Les traitements progestatifs ont une activité antiandrogénique et progestative avec des indications encadrées (hirsutisme sévère, endométriose, syndrome des ovaires polykystiques…). Deux études épidémiologiques françaises1,2 ont été menées à partir du Système National des Données de Santé en identifiant les utilisateurs de progestatifs et les patients opérés d’un méningiome intracrânien. Ces études rapportaient un risque accru de survenue de méningiomes lié : 1/ au progestatif reçu (plus important chez les utilisateurs d’Androcur® que de Lutényl®/Lutéran®), 2/ à la dose et à la durée d’exposition au traitement et 3/ à l’âge des patients.
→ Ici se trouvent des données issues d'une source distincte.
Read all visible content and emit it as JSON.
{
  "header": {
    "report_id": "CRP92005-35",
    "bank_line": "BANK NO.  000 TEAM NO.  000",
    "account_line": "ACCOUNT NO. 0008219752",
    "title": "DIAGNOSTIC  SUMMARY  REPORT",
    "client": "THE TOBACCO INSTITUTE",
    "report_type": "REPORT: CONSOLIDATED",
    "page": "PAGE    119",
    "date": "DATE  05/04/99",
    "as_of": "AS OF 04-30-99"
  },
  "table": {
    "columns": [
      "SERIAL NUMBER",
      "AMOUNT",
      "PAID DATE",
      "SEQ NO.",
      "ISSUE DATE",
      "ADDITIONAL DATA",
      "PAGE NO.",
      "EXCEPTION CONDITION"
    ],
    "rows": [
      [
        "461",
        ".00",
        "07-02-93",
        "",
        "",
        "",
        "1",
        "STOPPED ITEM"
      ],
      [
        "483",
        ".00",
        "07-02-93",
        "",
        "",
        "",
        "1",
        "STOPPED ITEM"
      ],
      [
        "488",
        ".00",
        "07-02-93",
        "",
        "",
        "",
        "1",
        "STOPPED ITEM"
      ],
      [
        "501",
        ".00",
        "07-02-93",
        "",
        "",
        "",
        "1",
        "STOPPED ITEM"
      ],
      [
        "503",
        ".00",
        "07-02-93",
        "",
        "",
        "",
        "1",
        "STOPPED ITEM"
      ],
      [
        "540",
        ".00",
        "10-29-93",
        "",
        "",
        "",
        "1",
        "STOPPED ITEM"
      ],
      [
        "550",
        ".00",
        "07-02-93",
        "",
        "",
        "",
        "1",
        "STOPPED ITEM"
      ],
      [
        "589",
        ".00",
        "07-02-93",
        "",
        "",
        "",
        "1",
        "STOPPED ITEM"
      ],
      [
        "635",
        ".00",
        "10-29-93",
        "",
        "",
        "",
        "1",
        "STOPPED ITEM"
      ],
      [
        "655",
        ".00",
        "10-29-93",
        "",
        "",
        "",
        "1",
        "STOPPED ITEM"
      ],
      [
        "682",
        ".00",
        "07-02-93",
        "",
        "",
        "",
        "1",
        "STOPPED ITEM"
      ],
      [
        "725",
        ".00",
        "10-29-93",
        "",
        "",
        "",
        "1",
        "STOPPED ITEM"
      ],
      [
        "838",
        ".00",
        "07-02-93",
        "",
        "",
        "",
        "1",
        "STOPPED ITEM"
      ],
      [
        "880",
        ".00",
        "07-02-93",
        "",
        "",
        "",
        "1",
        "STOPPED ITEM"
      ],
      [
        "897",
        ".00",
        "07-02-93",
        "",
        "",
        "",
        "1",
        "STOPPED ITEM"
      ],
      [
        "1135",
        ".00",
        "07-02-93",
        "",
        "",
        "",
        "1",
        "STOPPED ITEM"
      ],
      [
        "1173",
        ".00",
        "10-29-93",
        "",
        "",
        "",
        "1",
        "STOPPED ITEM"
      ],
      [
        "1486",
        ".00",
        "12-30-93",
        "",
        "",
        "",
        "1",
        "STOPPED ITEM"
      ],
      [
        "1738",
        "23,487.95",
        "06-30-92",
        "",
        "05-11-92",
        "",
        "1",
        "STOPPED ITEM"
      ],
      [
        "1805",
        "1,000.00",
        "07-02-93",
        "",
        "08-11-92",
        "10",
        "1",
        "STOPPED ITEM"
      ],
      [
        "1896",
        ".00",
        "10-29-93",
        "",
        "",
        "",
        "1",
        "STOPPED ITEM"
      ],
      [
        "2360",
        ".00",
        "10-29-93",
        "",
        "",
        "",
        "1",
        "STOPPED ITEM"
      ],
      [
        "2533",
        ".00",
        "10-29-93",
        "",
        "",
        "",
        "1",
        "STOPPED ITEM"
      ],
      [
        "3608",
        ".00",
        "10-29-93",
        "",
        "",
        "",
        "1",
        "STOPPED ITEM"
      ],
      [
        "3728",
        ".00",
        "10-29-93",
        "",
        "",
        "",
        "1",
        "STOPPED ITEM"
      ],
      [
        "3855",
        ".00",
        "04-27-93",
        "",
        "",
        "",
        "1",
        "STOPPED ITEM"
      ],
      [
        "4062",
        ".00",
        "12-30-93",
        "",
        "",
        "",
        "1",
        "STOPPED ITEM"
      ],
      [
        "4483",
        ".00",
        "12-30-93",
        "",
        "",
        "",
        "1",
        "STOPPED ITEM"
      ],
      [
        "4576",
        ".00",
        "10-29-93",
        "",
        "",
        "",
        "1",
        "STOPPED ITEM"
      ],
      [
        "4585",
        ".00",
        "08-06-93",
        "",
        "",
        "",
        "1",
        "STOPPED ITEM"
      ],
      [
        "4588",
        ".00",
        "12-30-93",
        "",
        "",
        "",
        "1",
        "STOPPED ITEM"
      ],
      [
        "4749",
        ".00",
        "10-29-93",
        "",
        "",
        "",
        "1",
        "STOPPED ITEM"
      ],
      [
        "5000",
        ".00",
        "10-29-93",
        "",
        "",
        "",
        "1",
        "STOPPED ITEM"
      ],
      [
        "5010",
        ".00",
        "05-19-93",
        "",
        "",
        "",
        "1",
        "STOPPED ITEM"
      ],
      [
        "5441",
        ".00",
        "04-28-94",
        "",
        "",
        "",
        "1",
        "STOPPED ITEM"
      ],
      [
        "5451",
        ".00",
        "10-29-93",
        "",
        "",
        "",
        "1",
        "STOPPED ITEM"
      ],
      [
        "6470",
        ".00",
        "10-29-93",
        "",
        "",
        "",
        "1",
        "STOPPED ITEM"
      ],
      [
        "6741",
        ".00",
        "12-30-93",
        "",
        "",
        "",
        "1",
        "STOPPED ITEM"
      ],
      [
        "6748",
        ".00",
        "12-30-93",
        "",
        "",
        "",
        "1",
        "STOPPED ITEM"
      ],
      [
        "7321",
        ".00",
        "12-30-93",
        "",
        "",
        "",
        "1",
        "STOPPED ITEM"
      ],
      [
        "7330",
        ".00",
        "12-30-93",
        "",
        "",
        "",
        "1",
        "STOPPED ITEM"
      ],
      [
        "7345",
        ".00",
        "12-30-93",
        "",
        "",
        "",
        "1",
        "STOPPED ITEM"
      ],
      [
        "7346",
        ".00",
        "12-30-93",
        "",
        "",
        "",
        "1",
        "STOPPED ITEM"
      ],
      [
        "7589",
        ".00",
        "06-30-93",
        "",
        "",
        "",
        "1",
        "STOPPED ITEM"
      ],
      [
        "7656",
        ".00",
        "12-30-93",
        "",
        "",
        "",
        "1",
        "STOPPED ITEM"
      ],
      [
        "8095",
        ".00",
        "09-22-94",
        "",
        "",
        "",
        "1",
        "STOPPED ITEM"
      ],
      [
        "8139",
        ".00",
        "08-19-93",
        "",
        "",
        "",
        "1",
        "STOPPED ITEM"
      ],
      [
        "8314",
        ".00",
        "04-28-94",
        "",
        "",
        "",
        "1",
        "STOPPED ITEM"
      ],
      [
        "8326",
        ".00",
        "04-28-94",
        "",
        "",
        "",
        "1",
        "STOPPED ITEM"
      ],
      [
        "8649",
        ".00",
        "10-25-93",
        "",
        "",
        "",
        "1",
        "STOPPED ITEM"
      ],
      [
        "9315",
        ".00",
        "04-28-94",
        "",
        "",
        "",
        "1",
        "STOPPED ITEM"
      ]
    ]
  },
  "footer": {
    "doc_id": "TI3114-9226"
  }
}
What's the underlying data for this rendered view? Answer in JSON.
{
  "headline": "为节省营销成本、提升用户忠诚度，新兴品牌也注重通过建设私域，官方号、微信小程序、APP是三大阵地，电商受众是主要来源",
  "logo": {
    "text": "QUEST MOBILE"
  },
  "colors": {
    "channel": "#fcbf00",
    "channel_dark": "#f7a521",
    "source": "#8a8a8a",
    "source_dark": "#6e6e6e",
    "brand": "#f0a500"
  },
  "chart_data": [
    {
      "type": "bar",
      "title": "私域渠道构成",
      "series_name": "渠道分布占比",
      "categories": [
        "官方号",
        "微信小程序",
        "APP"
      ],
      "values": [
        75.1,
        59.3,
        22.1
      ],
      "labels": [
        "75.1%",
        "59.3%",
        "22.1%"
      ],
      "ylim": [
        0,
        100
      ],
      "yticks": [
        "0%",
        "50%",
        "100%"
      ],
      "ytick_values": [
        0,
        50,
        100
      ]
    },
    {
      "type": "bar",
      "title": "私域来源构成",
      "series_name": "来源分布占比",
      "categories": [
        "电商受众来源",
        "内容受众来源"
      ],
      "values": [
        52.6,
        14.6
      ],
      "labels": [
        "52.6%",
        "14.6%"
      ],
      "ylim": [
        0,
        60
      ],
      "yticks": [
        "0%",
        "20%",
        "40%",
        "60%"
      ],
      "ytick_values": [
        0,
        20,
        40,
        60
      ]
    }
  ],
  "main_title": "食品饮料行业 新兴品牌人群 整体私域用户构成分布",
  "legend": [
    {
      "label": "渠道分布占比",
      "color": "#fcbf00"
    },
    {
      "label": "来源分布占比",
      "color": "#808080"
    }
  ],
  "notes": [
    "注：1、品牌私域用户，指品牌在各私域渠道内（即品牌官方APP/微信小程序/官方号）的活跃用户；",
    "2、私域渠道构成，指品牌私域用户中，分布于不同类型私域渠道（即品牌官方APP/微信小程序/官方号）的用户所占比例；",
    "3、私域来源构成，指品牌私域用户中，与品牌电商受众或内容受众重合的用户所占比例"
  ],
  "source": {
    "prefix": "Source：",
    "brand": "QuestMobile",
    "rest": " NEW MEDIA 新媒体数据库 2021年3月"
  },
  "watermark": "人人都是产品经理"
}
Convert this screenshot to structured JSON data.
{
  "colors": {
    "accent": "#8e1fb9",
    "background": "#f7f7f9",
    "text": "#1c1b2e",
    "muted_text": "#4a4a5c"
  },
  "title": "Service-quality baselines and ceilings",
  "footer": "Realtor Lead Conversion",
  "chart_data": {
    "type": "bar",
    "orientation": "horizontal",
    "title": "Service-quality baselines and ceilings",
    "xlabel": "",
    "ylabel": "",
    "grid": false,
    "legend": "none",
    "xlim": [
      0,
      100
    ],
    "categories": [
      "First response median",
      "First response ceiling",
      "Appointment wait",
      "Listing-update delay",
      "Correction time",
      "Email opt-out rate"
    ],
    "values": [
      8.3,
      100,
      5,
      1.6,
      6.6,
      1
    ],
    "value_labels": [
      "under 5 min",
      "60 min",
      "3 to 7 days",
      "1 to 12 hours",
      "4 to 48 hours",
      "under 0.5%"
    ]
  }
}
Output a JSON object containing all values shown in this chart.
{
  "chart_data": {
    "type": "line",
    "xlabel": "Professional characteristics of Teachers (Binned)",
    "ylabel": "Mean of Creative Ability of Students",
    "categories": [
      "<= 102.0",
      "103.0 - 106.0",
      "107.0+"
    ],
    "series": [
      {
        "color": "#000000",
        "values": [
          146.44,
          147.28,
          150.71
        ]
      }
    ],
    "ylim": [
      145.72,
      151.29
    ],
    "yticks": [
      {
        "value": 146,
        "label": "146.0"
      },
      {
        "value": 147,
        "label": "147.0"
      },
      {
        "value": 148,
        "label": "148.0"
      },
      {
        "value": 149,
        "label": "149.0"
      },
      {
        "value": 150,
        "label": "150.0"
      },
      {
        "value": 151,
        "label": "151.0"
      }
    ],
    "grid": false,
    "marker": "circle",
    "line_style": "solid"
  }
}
Ces observations sont à l’origine du dépistage systématique de méningiome mis en place par l’Agence Nationale de Santé et du Médicament.

En dehors des patients symptomatiques chez lesquels une imagerie cérébrale devra toujours être réalisée quelle que soit l’exposition hormonale, le dépistage des patients asymptomatiques est organisé comme suit:

  • Pour l’Androcur®, une IRM cérébrale est systématiquement requise avant l’initiation du traitement (la présence d’un méningiome contrindiquant ce dernier). Puis, si le traitement est poursuivi, la surveillance comprendra une IRM cérébrale à 5 ans puis tous les 2 ans si l’IRM à 5 ans est normale. Les traitements « microdosés » en acétate de cyprotérone – comme Diane35® – ne présentent pas de surrisque de méningiome et sont par conséquents exclus du dépistage.
  • Pour le Lutényl®/Lutéran®, une IRM cérébrale ne sera réalisée avant le début du traitement qu’en cas de facteurs de risque spécifique (radiothérapie cérébrale dans l’enfance ou neurofibromatose de type 2). Par la suite, si le traitement est poursuivi et ce quel que soit les facteurs de risque du patient, la surveillance comprendra une IRM à 1 an, puis à 5 ans puis tous les 2 ans si l’IRM à 5 ans est normale.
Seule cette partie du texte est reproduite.